Marlène Schiappa annonce que 140.000 personnes sont sous l'emprise de dérives sectaires en France

Environ 500 groupes de dérives sectaires ont été dénombrés en France, dévoile la ministre déléguée dans une interview à L'Obs ce mercredi. Les théories de médecines alternatives suscitent notamment l'inquiétude.

C'est un nouvel éclairage apporté sur les dérives sectaires en France. Alors que traditionnellement, on attribuait à ce phénomène des communautés de grandes ampleurs, telle que l'Eglise de la Scientologie, il s'agit désormais de "beaucoup de petits groupes". Dans ces derniers sont enrôlés quelque 140.000 Français, dont une majorité de mineurs, révèle ce mercredi Marlène Schiappa dans les colonnes de L'Obs.

La ministre déléguée à la Citoyenneté y présente les conclusions d'un travail d'enquête des forces de l'ordre et de la Mission interministérielle de Vigilance et de Lutte contre les Dérives sectaires (Miviludes), désormais rattachée à l'Intérieur.

3000 signalements en 2020

Les chiffres parlent d'eux-mêmes: 500 groupes présentant une emprise sectaire ont été dénombrés en France, soit "140.000 personnes dont 90.000 enfants et adolescents." Lors de l'année écoulée, 3000 signalements ont été envoyés aux agents de la Miviludes, "dont 700 ont été évalués comme sérieux", poursuit la ministre.

Pour rappel, une dérive sectaire se caractérise "par la mise en œuvre, par un groupe organisé ou un individu isolé, quelle que soit sa nature ou son activité, de pressions ou de techniques ayant pour but de créer, de maintenir ou d’exploiter chez une personne un état de sujétion psychologique ou physique, la privant d’une partie de son libre arbitre, avec des conséquences dommageables pour cette personne, son entourage ou pour la société."

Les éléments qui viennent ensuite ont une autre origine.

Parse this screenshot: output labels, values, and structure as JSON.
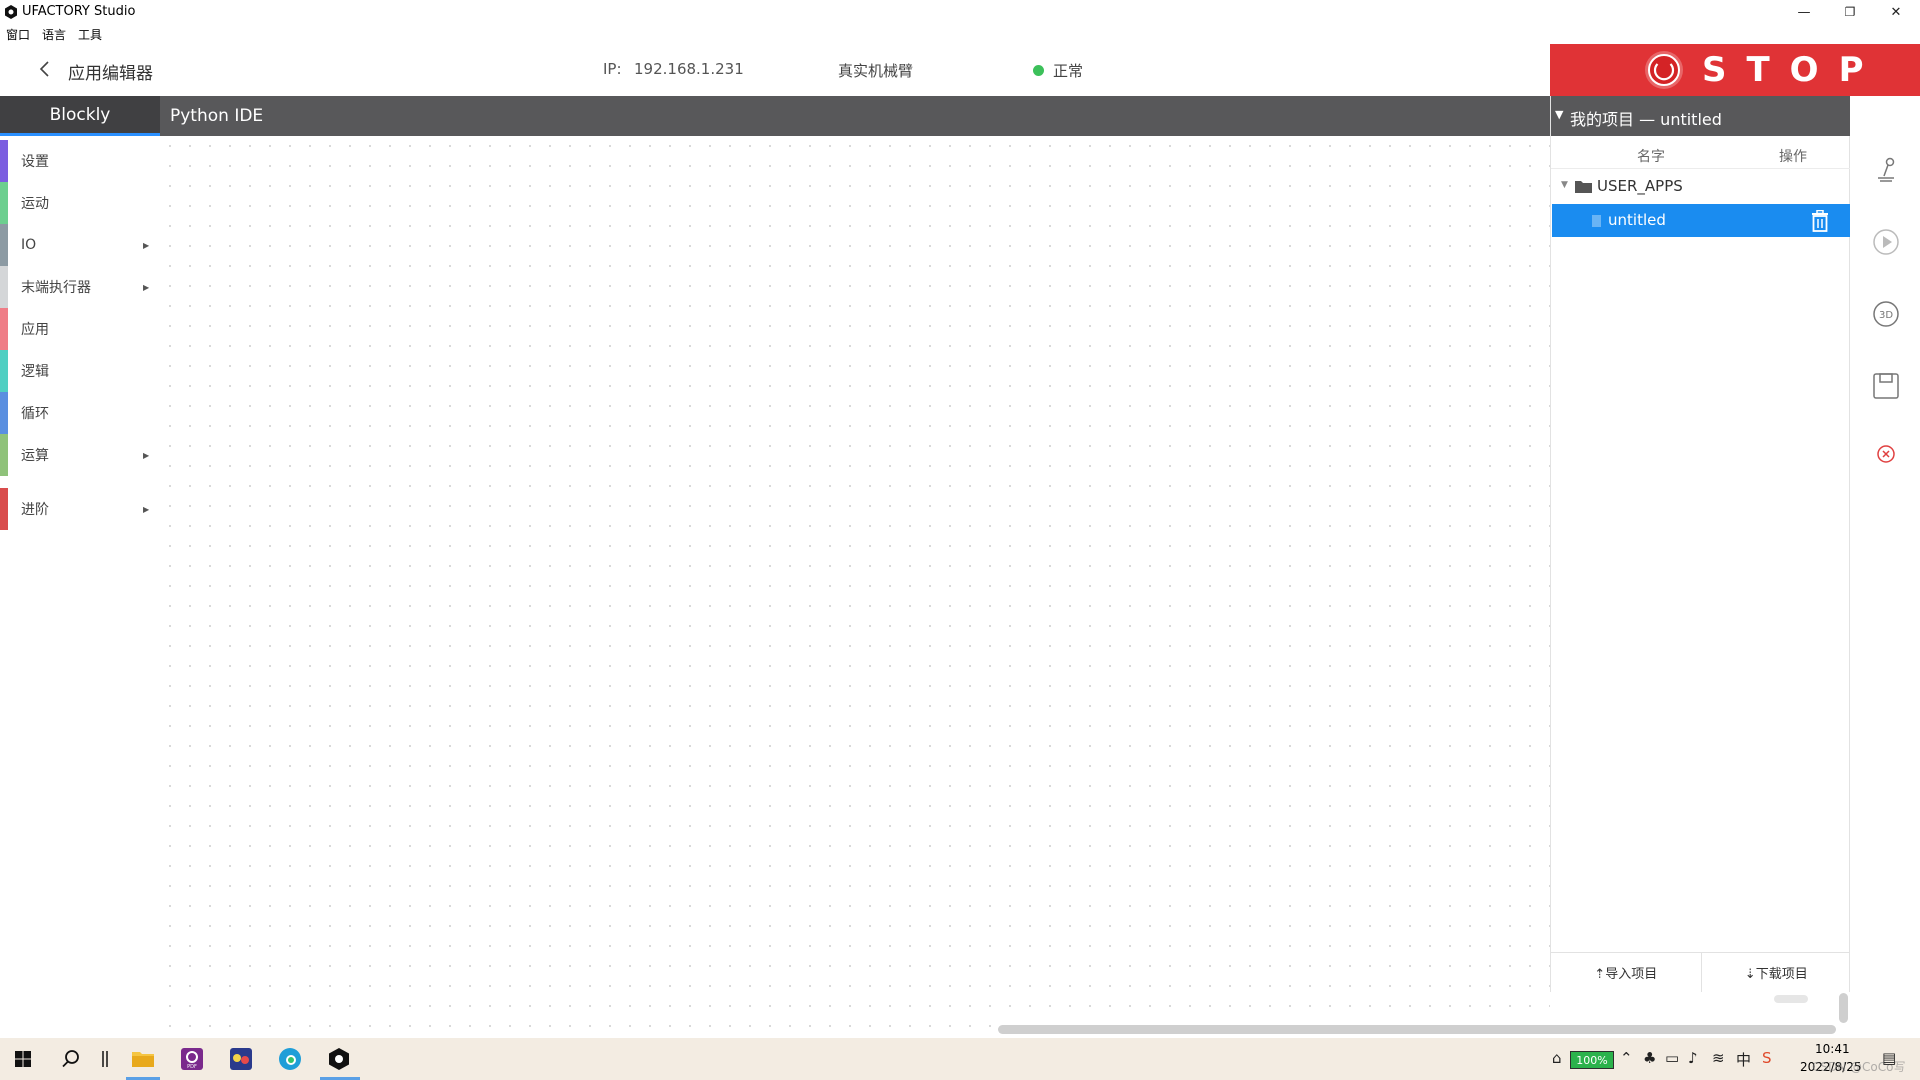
{
  "window": {
    "title": "UFACTORY Studio",
    "minimize": "—",
    "restore": "❐",
    "close": "✕"
  },
  "menu": {
    "items": [
      "窗口",
      "语言",
      "工具"
    ]
  },
  "header": {
    "title": "应用编辑器",
    "ip_label": "IP:",
    "ip_value": "192.168.1.231",
    "robot_mode": "真实机械臂",
    "status": "正常",
    "status_color": "#3cc05a"
  },
  "stop": {
    "label": "STOP",
    "color": "#e03336"
  },
  "tabs": [
    {
      "label": "Blockly",
      "active": true
    },
    {
      "label": "Python IDE",
      "active": false
    }
  ],
  "categories": [
    {
      "label": "设置",
      "color": "#7b5ee0",
      "submenu": false
    },
    {
      "label": "运动",
      "color": "#6ccf8f",
      "submenu": false
    },
    {
      "label": "IO",
      "color": "#8c9aa3",
      "submenu": true
    },
    {
      "label": "末端执行器",
      "color": "#d4d6d8",
      "submenu": true
    },
    {
      "label": "应用",
      "color": "#ef7d87",
      "submenu": false
    },
    {
      "label": "逻辑",
      "color": "#4fcfc2",
      "submenu": false
    },
    {
      "label": "循环",
      "color": "#5a8fe0",
      "submenu": false
    },
    {
      "label": "运算",
      "color": "#8fc27a",
      "submenu": true
    },
    {
      "label": "进阶",
      "color": "#d94c4c",
      "submenu": true
    }
  ],
  "project": {
    "header": "我的项目 — untitled",
    "col_name": "名字",
    "col_action": "操作",
    "folder": "USER_APPS",
    "file": "untitled",
    "import_label": "⇡导入项目",
    "download_label": "⇣下载项目"
  },
  "rail": {
    "icons": [
      "robot-arm-icon",
      "play-icon",
      "3d-view-icon",
      "save-icon",
      "close-circle-icon"
    ]
  },
  "taskbar": {
    "battery": "100%",
    "time": "10:41",
    "date": "2022/8/25",
    "watermark": "CSDN @CoCo写"
  }
}
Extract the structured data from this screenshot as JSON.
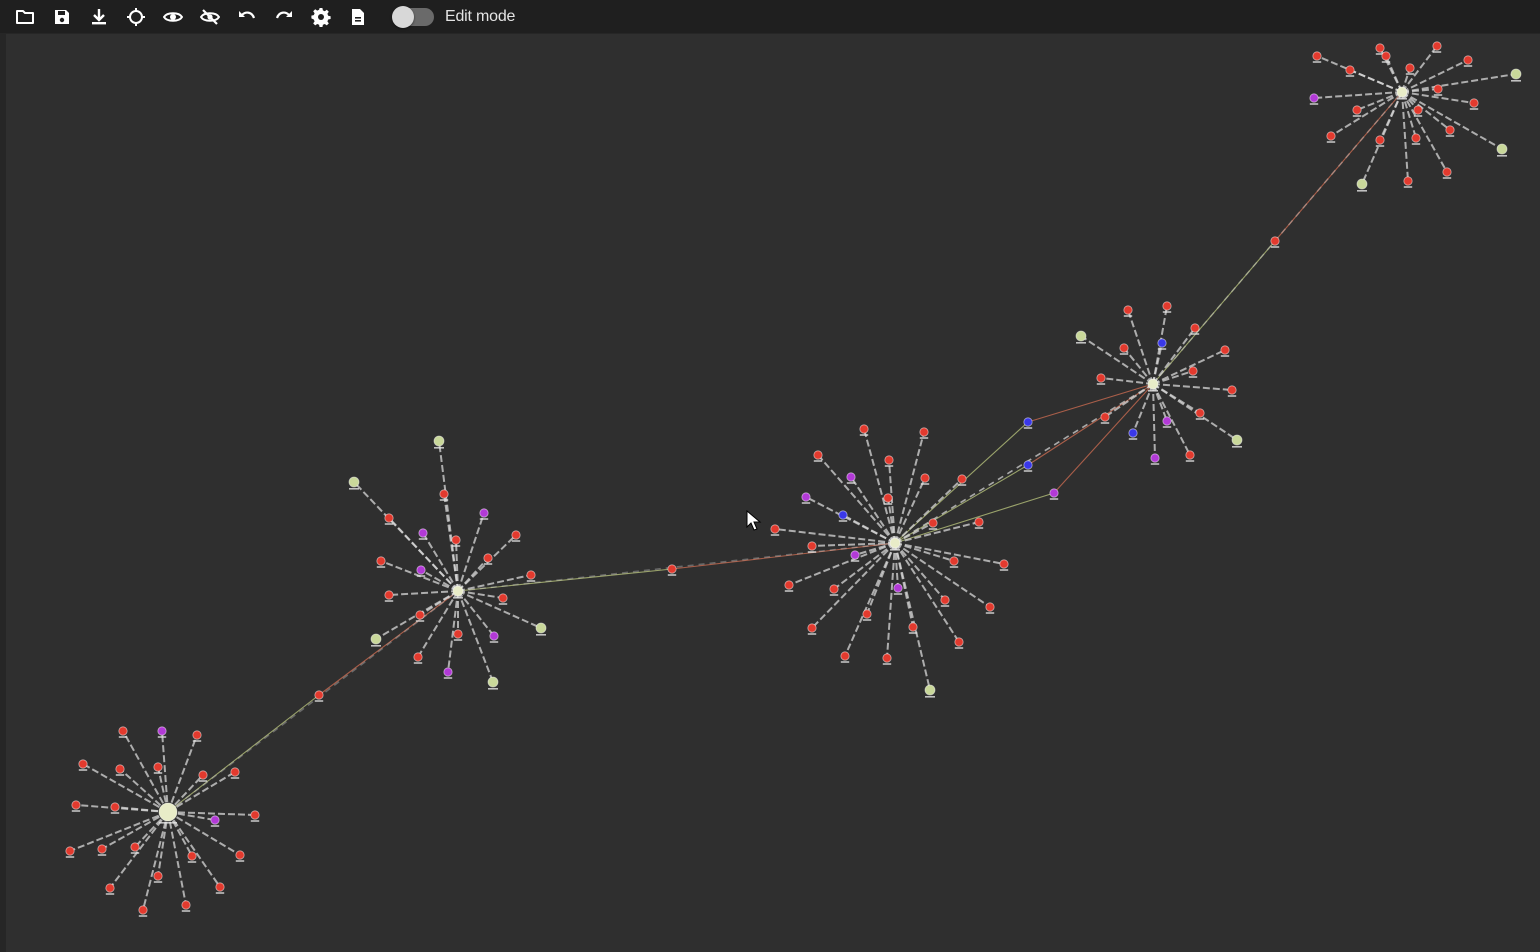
{
  "toolbar": {
    "buttons": [
      {
        "name": "open-folder-button",
        "icon": "folder-open-icon"
      },
      {
        "name": "save-button",
        "icon": "floppy-disk-icon"
      },
      {
        "name": "download-button",
        "icon": "download-icon"
      },
      {
        "name": "layout-button",
        "icon": "diamond-outline-icon"
      },
      {
        "name": "show-button",
        "icon": "eye-icon"
      },
      {
        "name": "hide-button",
        "icon": "eye-slash-icon"
      },
      {
        "name": "undo-button",
        "icon": "undo-icon"
      },
      {
        "name": "redo-button",
        "icon": "redo-icon"
      },
      {
        "name": "settings-button",
        "icon": "gear-icon"
      },
      {
        "name": "document-button",
        "icon": "document-icon"
      }
    ],
    "edit_mode": {
      "label": "Edit mode",
      "enabled": false
    }
  },
  "graph": {
    "background": "#2f2f2f",
    "node_colors": {
      "red": "#e23a2e",
      "purple": "#b23ad6",
      "blue": "#3a38e8",
      "lightgreen": "#c9d89a",
      "hub": "#e8ecc8"
    },
    "edge_color": "#d8d8d8"
  }
}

Marlène Schiappa indique que "cela concerne toutes les classes sociales", mais plus particulièrement les femmes "souvent en situation de précarité ou victimes de prédations sexuelles". Sur le territoire, il existe une "surreprésentation" de ces dérives dans les "départements ruraux":

"Quand il y a moins de services publics, quand on est dans un désert médical, on se tourne plus facilement vers des offres alternatives pour se soigner", note la ministre.

Le crudivoriste Thierry Casasnovas dans le viseur

Le domaine de la santé voit en effet attirer de plus en plus de gourous en tout genre. Parmi les signalements recensés en 2020, "40 % concernent des questions de santé, de bien-être ou de médecine alternative; 25 %, des mouvements religieux, avec un regain des courants apocalyptiques." L'une des personnalités particulièrement pointée du doigt est un adepte du jeûne et du crudivorisme, Thierry Casasnovas.

Comme nous vous en parlions en octobre, cet homme partage depuis bientôt une décennie des vidéos sur YouTube dans lesquelles il prodigue des soi-disant conseils de santé. Il encourage notamment à baser son alimentation sur des jus de légumes et de fruits crus et des périodes de jeûne, affirmant que "la maladie n'existe pas". "Il y a des symptômes", que l'on peut combattre, selon lui, sans traitements médicaux. Une enquête a été ouverte cet été par le parquet de Paris pour "mise en danger de la vie d'autrui".

La ministre évoque également le développement de "stages survivalistes", axés autour de "l’effondrement imminent de la planète". Frédérik L., qui a tué trois gendarmes en décembre dernier dans le Puy-de-Dôme était un partisan de cette mouvance.

Le Covid-19, un terrain propice

La pandémie due Covid-19 est évidemment aussi un terrain propice au développement des dérives sectaires. "C’est une période de quête de sens, explique Marlène Schiappa. On a vu des gourous expliquer que la 5G serait à l’origine du virus et qu’il faut refuser la vaccination." Une vingtaine d'enquêtes sont en cours en France sur des personnes soupçonnées d'avoir "profité de cette crise pour développer en France une emprise sectaire."

Dans l'actualité également, la ministre confirme le développement de la mouvance complotiste QAnon en France, sans toutefois apporter de chiffres précis. Le Figaro avançait la semaine dernière "une quinzaine de signalements et témoignages" concernant cette galaxie pro-Trump ayant participé à l'intrusion dans le capitole en janvier.

Face à ce développement protéiforme, Marlène Schiappa nie un quelconque désengagement de l'Etat contre les dérives sectaires. Bien que le rattachement de la Milviludes au ministère de l'Intérieur ait suscité de nombreuses inquiétudes, elle assure que c'est un sujet "prioritaire pour nous". Preuve en est, après deux ans sans présidence, la magistrate Hanène Romdhane va prendre la tête de l'institution.